Why programming language selection matters

I've had people ask me what languages I use to get things done. My answer is usually something like "it depends, but I have my favorites". For a significant amount of time, it's worked out something like this: I might use a shell script to do some dumb one-off thing or prove a point, but anything more complicated graduates to C (or now, C++). Special situations call for their own solutions, but otherwise, it's shell or C or C++.

So then they ask how I know when to switch from one to the other. I have a decent example from around 1997, at my school district sysadmin job. The district library folks had a crusty old inventory system which was DOS based and had no clue about networks.

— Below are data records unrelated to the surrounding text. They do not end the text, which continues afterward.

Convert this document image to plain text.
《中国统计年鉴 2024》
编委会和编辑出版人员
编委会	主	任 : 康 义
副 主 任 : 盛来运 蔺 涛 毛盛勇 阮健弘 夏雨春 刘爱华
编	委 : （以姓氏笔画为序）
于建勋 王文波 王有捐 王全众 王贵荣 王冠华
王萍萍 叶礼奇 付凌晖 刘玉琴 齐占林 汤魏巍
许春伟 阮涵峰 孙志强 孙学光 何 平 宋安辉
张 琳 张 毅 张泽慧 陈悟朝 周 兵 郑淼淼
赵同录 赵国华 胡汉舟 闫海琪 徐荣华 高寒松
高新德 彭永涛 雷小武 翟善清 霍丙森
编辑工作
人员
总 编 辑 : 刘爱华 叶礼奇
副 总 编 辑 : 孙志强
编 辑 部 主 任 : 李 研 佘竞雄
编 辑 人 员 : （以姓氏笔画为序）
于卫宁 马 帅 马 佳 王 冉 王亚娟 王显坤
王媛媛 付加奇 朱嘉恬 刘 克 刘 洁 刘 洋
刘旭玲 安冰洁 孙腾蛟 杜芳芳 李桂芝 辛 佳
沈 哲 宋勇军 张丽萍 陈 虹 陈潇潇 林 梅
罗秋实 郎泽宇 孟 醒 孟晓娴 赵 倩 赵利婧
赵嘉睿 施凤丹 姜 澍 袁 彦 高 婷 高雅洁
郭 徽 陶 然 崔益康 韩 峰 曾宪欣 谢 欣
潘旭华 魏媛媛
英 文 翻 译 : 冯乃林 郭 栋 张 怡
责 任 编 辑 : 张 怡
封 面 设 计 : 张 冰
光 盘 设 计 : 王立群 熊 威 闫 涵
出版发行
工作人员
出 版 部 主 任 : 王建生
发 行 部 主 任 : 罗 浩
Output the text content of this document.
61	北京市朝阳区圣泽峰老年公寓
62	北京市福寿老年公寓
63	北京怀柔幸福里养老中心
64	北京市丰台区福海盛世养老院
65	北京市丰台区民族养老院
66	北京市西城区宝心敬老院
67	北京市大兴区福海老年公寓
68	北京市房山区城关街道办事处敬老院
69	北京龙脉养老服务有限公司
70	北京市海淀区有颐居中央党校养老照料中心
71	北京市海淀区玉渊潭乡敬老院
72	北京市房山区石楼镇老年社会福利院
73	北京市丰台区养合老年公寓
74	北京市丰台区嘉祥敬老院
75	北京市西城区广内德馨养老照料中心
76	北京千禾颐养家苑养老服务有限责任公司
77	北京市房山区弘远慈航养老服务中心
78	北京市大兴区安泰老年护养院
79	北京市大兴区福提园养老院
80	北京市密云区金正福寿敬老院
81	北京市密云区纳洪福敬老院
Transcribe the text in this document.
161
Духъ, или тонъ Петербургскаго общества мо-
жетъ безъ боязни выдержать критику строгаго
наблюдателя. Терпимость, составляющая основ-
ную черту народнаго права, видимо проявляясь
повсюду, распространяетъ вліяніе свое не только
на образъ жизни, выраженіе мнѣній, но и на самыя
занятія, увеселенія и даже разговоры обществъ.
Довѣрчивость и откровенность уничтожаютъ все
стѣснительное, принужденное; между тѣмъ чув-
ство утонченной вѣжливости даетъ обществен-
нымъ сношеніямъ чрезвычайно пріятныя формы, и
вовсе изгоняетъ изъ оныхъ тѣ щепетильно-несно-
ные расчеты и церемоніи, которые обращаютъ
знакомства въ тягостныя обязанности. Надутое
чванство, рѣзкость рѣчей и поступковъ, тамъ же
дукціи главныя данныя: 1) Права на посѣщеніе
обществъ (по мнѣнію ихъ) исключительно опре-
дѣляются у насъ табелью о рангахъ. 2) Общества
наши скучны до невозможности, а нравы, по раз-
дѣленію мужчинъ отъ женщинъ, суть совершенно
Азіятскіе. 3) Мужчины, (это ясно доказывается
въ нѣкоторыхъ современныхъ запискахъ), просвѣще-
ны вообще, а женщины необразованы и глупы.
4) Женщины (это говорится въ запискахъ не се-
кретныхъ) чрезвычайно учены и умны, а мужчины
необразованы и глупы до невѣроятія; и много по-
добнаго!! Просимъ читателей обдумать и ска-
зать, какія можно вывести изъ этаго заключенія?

They wanted to put it online somehow and make it searchable.

Even though there was no network support, one of the more clever folks over there managed to get it to "print" its entire inventory to a file, and then got that file to me. I just had to split it, do some basic parsing, and turn it into a usable format for web-based searches. It looked like a one-off shell script job: loop through the input, 'cut' a few fields, echo them in a certain order, repeat. I wrote one and set it to work.

This shell script was working, but it was horribly slow and inefficient. All of those calls to cut and grep and everything else were taking forever, and when multiplied by the length of the file, it was clear it was going to take far too long. This was on our brand new 200 MHz Pentium Pro box which was a big deal in 1997.

I left it running and started rewriting my text-mangling stuff in C. I never really liked C for text handling, but needed the relative speed. I managed to write it, test it, and then run it for real and have it finish before the shell script finished. It has become my go-to example of why language choice can matter, and why a bunch of interpreted subprocess calls can be the wrong choice.